Introuvable
Emplacements

Trouvez des informations sur des sujets médicaux, des symptômes, des médicaments, des procédures, des nouvelles et bien plus encore, rédigées en langage simple.

Syndrome malin des neuroleptiques

Par John Lissoway, MD, Department of Emergency Medicine;Department of Emergency Medicine, University of New Mexico;Presbyterian Hospital ; Eric A. Weiss, MD, Professor of Surgery (Emergency Medicine);Medical Director, Stanford University Medical Center, Emeritus;Stanford University Fellowship in Wilderness Medicine

Le syndrome malin des neuroleptiques est une confusion ou une absence de réponse, une rigidité musculaire, une température corporelle élevée et d’autres symptômes survenant lorsque certains antipsychotiques (neuroleptiques) ou antiémétiques sont utilisés.

  • Le syndrome malin des neuroleptiques se développe chez un très petit nombre de personnes qui reçoivent certains types de médicaments.

  • Les symptômes comprennent une température corporelle dangereusement élevée, une rigidité musculaire et une agitation.

  • Les médecins basent leur diagnostic sur les symptômes des personnes et les résultats de l’examen clinique.

  • Le traitement implique l’arrêt du médicament, la diminution de la température corporelle et une prise en charge dans une unité de soins intensifs.

Le syndrome malin des neuroleptiques se développe chez un petit nombre de personnes traitées avec des antipsychotiques ou des antiémétiques ( Médicaments pouvant causer le syndrome malin des neuroleptiques), habituellement au cours des premières semaines du traitement. Le risque de développer le syndrome varie entre 0,02 % et 3 % selon de nombreux facteurs. Le syndrome est plus fréquent chez les hommes auxquels on administre, en raison de leur agitation, des antipsychotiques à une dose initiale élevée ou augmentant très rapidement. Les médecins ne savent pas très bien pourquoi le syndrome se développe.

Médicaments pouvant causer le syndrome malin des neuroleptiques

Classe

Médicaments

Antipsychotiques, traditionnels

Chlorpromazine

Fluphénazine

Halopéridol

Loxapine

Mésoridazine

Molindone

Perphénazine

Pimozide

Thioridazine

Thiothixène

Trifluopérazine

Antipsychotiques, plus récents

Aripiprazole

Clozapine

Olanzapine

Palipéridone

Quétiapine

Rispéridone

Ziprasidone

Antiémétiques (antivomitifs)

Dompéridone

Dropéridol

Métoclopramide

Prochlorpérazine

Prométhazine

Symptômes

Les symptômes se développent généralement en quelques jours et comprennent :

  • Confusion, agitation ou coma

  • Rigidité musculaire

  • Température élevée, souvent supérieure à 40 °C

  • Fréquence cardiaque rapide

  • Fréquence respiratoire rapide

  • Tension artérielle (labile) élevée ou variable

Les muscles lésés libèrent une protéine, la myoglobine, qui est excrétée dans l’urine et rend cette dernière marron. Cette affection (la myoglobinurie) peut entraîner une lésion rénale aiguë, voire une insuffisance rénale.
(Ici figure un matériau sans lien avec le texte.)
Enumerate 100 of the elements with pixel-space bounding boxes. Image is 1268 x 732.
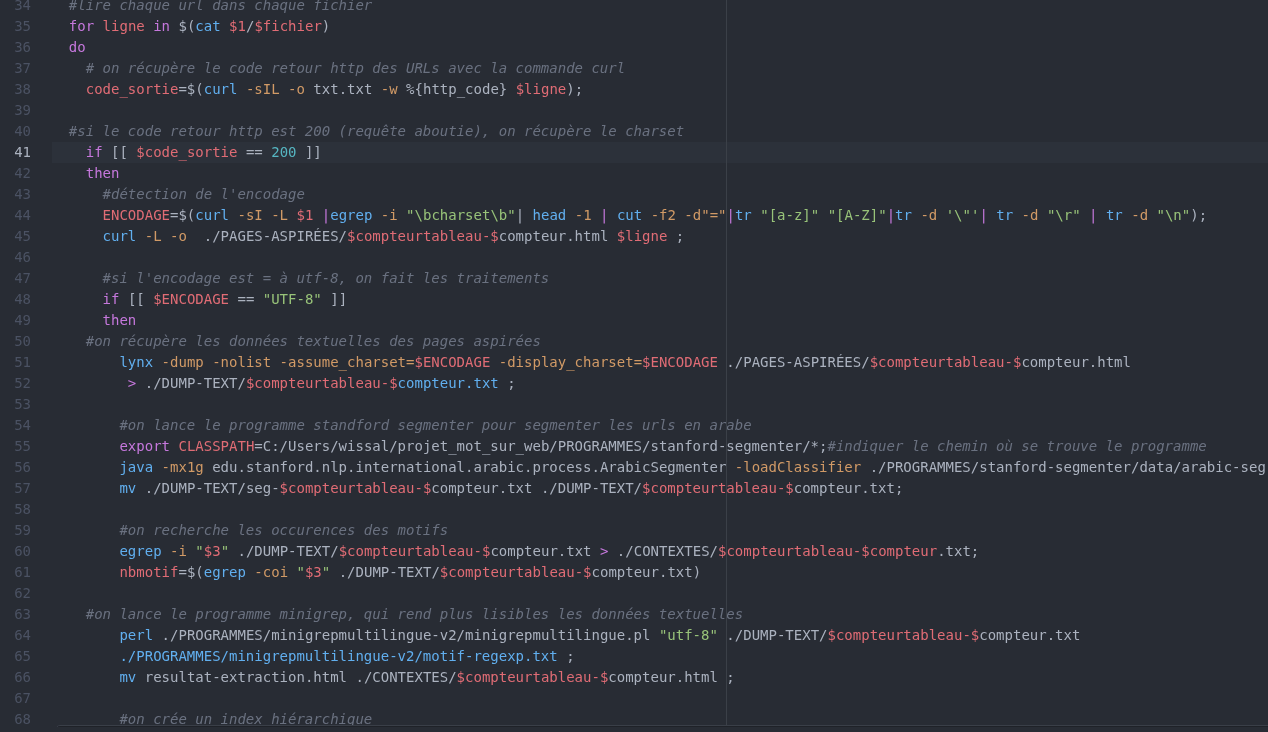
code-text: ./PAGES-ASPIRÉES/	[726, 354, 870, 370]
keyword: |	[886, 207, 896, 223]
code-comment: #on récupère les données textuelles des pages aspirées	[85, 333, 541, 349]
code-text: =$(	[178, 81, 204, 97]
command-name: perl	[119, 627, 154, 643]
command-name: tr	[895, 207, 912, 223]
variable-name: $compteurtableau-$	[245, 375, 398, 391]
code-text: )	[321, 18, 331, 34]
variable-name: $3	[203, 543, 221, 559]
variable-name: $compteurtableau-$	[347, 228, 499, 244]
command-name: tr	[1105, 207, 1123, 223]
code-text: ;	[566, 648, 575, 664]
command-option: -d	[1131, 207, 1149, 223]
code-text: ./DUMP-TEXT/seg-	[144, 480, 280, 496]
code-text: ;	[675, 228, 685, 244]
code-text: ./PROGRAMMES/stanford-segmenter/data/arabic-seg	[869, 459, 1266, 475]
command-name: head	[532, 207, 567, 223]
variable-name: $3	[304, 564, 322, 580]
string-literal: '\"'	[945, 207, 980, 223]
code-text: txt.txt	[313, 81, 373, 97]
variable-name: $ENCODAGE	[153, 291, 230, 307]
command-option: -f2 -d"="	[650, 207, 727, 223]
code-text: ./CONTEXTES/	[616, 543, 718, 559]
command-name: egrep	[203, 564, 246, 580]
string-literal: "	[195, 543, 204, 559]
keyword: |	[321, 207, 331, 223]
command-option: -display_charset=	[498, 354, 643, 370]
variable-name: $compteurtableau-$	[338, 543, 491, 559]
code-text: compteur.txt)	[591, 564, 702, 580]
variable-name: nbmotif	[119, 564, 179, 580]
code-text: ./DUMP-TEXT/	[338, 564, 440, 580]
variable-name: $compteurtableau-$	[279, 480, 432, 496]
command-name: mv	[119, 480, 137, 496]
code-comment: #lire chaque url dans chaque fichier	[68, 0, 373, 13]
code-text: resultat-extraction.html ./CONTEXTES/	[144, 669, 457, 685]
code-text: .txt;	[937, 543, 980, 559]
variable-name: $ligne	[616, 228, 668, 244]
code-text: $(	[178, 18, 196, 34]
variable-name: $compteurtableau-$	[439, 564, 592, 580]
string-literal: "utf-8"	[658, 627, 718, 643]
variable-name: $ENCODAGE	[414, 354, 491, 370]
keyword: if	[85, 144, 103, 160]
code-comment: #si l'encodage est = à utf-8, on fait les traitements	[102, 270, 550, 286]
code-comment: #si le code retour http est 200 (requête aboutie), on récupère le charset	[68, 123, 685, 139]
variable-name: $compteurtableau-$	[456, 669, 609, 685]
command-name: tr	[734, 207, 752, 223]
variable-name: $1	[296, 207, 314, 223]
keyword: do	[68, 39, 86, 55]
variable-name: $fichier	[254, 18, 322, 34]
keyword: |	[600, 207, 609, 223]
command-name: mv	[119, 669, 137, 685]
variable-name: $compteurtableau-$	[642, 480, 794, 496]
code-text: edu.stanford.nlp.international.arabic.process.ArabicSegmenter	[212, 459, 727, 475]
command-name: egrep	[330, 207, 373, 223]
string-literal: "	[220, 543, 230, 559]
command-option: -i	[170, 543, 187, 559]
command-name: ./PROGRAMMES/minigrepmultilingue-v2/motif-regexp.txt	[119, 648, 558, 664]
command-name: curl	[195, 207, 230, 223]
code-text: compteur.html	[498, 228, 609, 244]
code-text: compteur.txt;	[793, 480, 904, 496]
variable-name: $compteurtableau-$	[869, 354, 1022, 370]
code-text: |	[515, 207, 525, 223]
variable-name: $code_sortie	[136, 144, 238, 160]
number-literal: 200	[271, 144, 297, 160]
variable-name: code_sortie	[85, 81, 179, 97]
keyword: |	[979, 207, 988, 223]
code-text: [[	[111, 144, 128, 160]
code-text: ;	[507, 375, 516, 391]
command-name: cat	[195, 18, 221, 34]
code-text: ==	[245, 144, 263, 160]
code-text: ./DUMP-TEXT/	[237, 543, 339, 559]
command-name: tr	[996, 207, 1014, 223]
string-literal: "	[296, 564, 305, 580]
command-option: -w	[380, 81, 398, 97]
code-text: compteur.txt	[979, 627, 1081, 643]
string-literal: "[a-z]" "[A-Z]"	[760, 207, 887, 223]
command-option: -sI -L	[237, 207, 289, 223]
keyword: >	[127, 375, 137, 391]
keyword: then	[102, 312, 137, 328]
command-option: -d	[1021, 207, 1039, 223]
code-comment: #on recherche les occurences des motifs	[119, 522, 449, 538]
line-number: 41	[13, 143, 31, 162]
code-comment: # on récupère le code retour http des URLs avec la commande curl	[85, 60, 626, 76]
string-literal: "UTF-8"	[262, 291, 322, 307]
code-text: [[	[127, 291, 145, 307]
code-text: ./DUMP-TEXT/	[726, 627, 828, 643]
command-name: curl	[102, 228, 137, 244]
command-option: -L -o	[144, 228, 187, 244]
code-text: );	[566, 81, 584, 97]
string-literal: "\r"	[1046, 207, 1081, 223]
command-option: -coi	[254, 564, 289, 580]
variable-name: ligne	[102, 18, 145, 34]
code-text: /	[245, 18, 255, 34]
code-text: compteur.txt	[490, 543, 592, 559]
code-comment: #indiquer le chemin où se trouve le programme	[827, 438, 1207, 454]
command-option: -i	[380, 207, 398, 223]
command-name: curl	[203, 81, 238, 97]
code-text: ==	[237, 291, 255, 307]
command-option: -1	[574, 207, 592, 223]
variable-name: $ENCODAGE	[642, 354, 718, 370]
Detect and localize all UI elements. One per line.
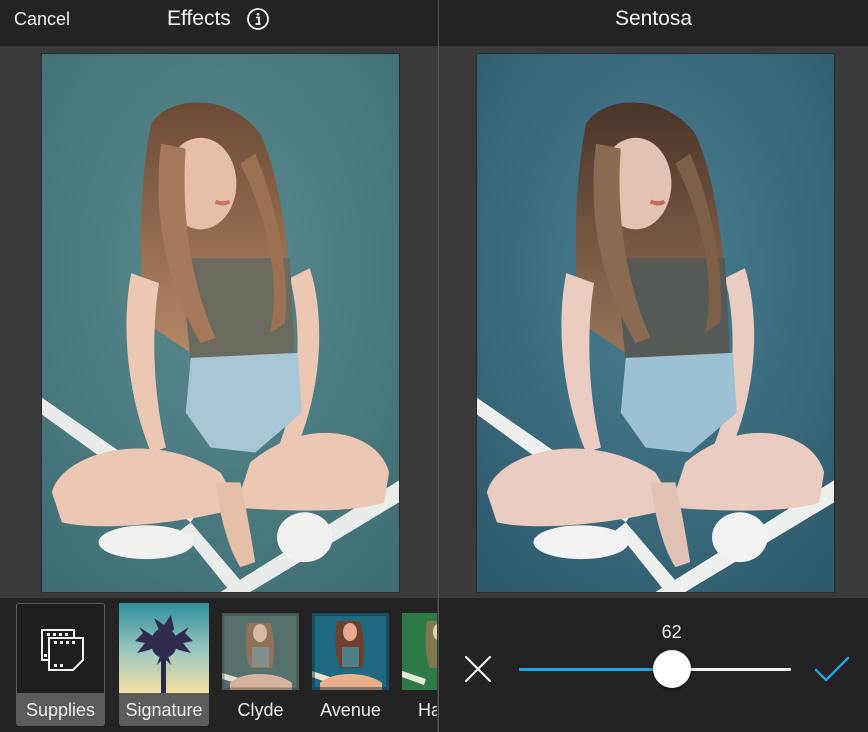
- photo-preview-original: [41, 53, 400, 593]
- photo-preview-filtered: [476, 53, 835, 593]
- portrait-thumbnail-image: [402, 613, 438, 690]
- effect-label: Clyde: [237, 700, 284, 720]
- effects-header: Cancel Effects: [0, 0, 438, 46]
- photo-image: [477, 54, 834, 592]
- effect-label: Supplies: [25, 700, 96, 720]
- filter-title: Sentosa: [614, 7, 693, 30]
- checkmark-icon[interactable]: [813, 654, 851, 684]
- clyde-thumbnail: [222, 613, 299, 690]
- effect-ha-truncated[interactable]: Ha: [402, 603, 438, 726]
- effect-clyde[interactable]: Clyde: [222, 603, 310, 726]
- screen-title: Effects: [167, 7, 231, 30]
- filter-header: Sentosa: [439, 0, 868, 46]
- film-frames-icon: [41, 629, 84, 671]
- close-x-icon[interactable]: [463, 654, 493, 684]
- effect-label: Avenue: [320, 700, 381, 720]
- effect-avenue[interactable]: Avenue: [312, 603, 400, 726]
- effect-label: Signature: [125, 700, 203, 720]
- info-circle-icon[interactable]: [246, 7, 270, 31]
- avenue-thumbnail: [312, 613, 389, 690]
- effects-strip[interactable]: Supplies Signature Clyde Avenue Ha: [0, 598, 438, 732]
- palm-tree-image: [119, 603, 209, 693]
- cancel-button[interactable]: Cancel: [14, 8, 70, 30]
- effect-signature[interactable]: Signature: [119, 603, 209, 726]
- ha-thumbnail: [402, 613, 438, 690]
- portrait-thumbnail-image: [312, 613, 389, 690]
- portrait-thumbnail-image: [222, 613, 299, 690]
- intensity-slider-thumb[interactable]: [652, 650, 691, 688]
- slider-value: 62: [661, 622, 682, 642]
- signature-thumbnail: [119, 603, 209, 693]
- effect-label: Ha: [418, 700, 438, 720]
- supplies-thumbnail: [16, 603, 105, 693]
- photo-image: [42, 54, 399, 592]
- intensity-controls: 62: [439, 598, 868, 732]
- effects-screen: Cancel Effects Supplies Signature Clyde …: [0, 0, 439, 732]
- effect-supplies[interactable]: Supplies: [16, 603, 105, 726]
- filter-adjust-screen: Sentosa 62: [439, 0, 868, 732]
- intensity-slider-fill: [519, 668, 672, 671]
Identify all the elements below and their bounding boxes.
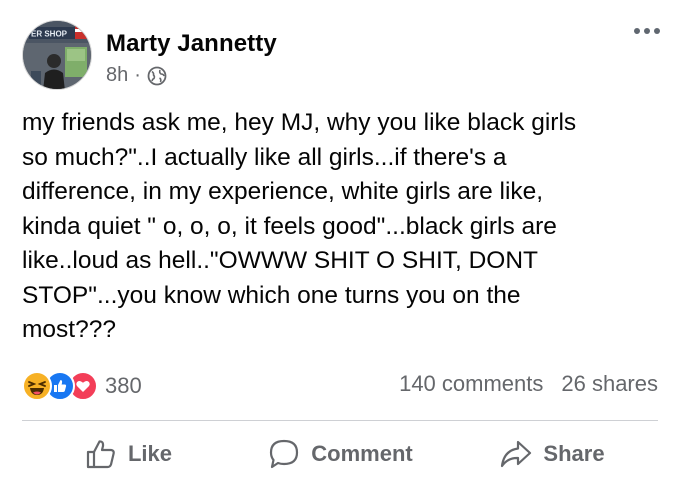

Même avec un traitement rapide, environ 10 à 20 % des personnes décèdent.

Diagnostic

  • Symptômes typiques se développant chez une personne prenant un médicament connu pour provoquer le syndrome malin des neuroleptiques

Les médecins suspectent le diagnostic lorsque des personnes prenant un médicament connu pour provoquer le syndrome malin des neuroleptiques développent des résultats d’examen clinique et des symptômes caractéristiques, tout particulièrement une rigidité musculaire sévère. Aucun test ne permet de confirmer le diagnostic. Néanmoins, comme d’autres troubles (par exemple, la méningite et la septicémie) peuvent causer des symptômes similaires, les médecins réalisent souvent des tests pour détecter ces troubles. Les médecins réalisent également des analyses de sang et d’urine à la recherche d’une dégradation des protéines musculaires et d’une lésion rénale.

Traitement

  • Arrêt du médicament

  • Contrôle de la fièvre

  • Prise en charge en soins intensifs

Ce syndrome est habituellement traité en unité de soins intensifs. Le médicament est arrêté et la fièvre est contrôlée, généralement en humidifiant (brumisant) la personne et en soufflant de l’air sur sa peau ou en la recouvrant d’une couverture rafraîchissante spéciale. Les personnes très agitées reçoivent des sédatifs par voie intraveineuse. D’autres traitements, ayant un effet possible mais non prouvé, sont souvent utilisés en raison de la sévérité de cette affection. Ces traitements comprennent le dantrolène (relaxant musculaire visant à réduire la fièvre et l’atteinte musculaire) et la bromocriptine (pour améliorer la fonction nerveuse).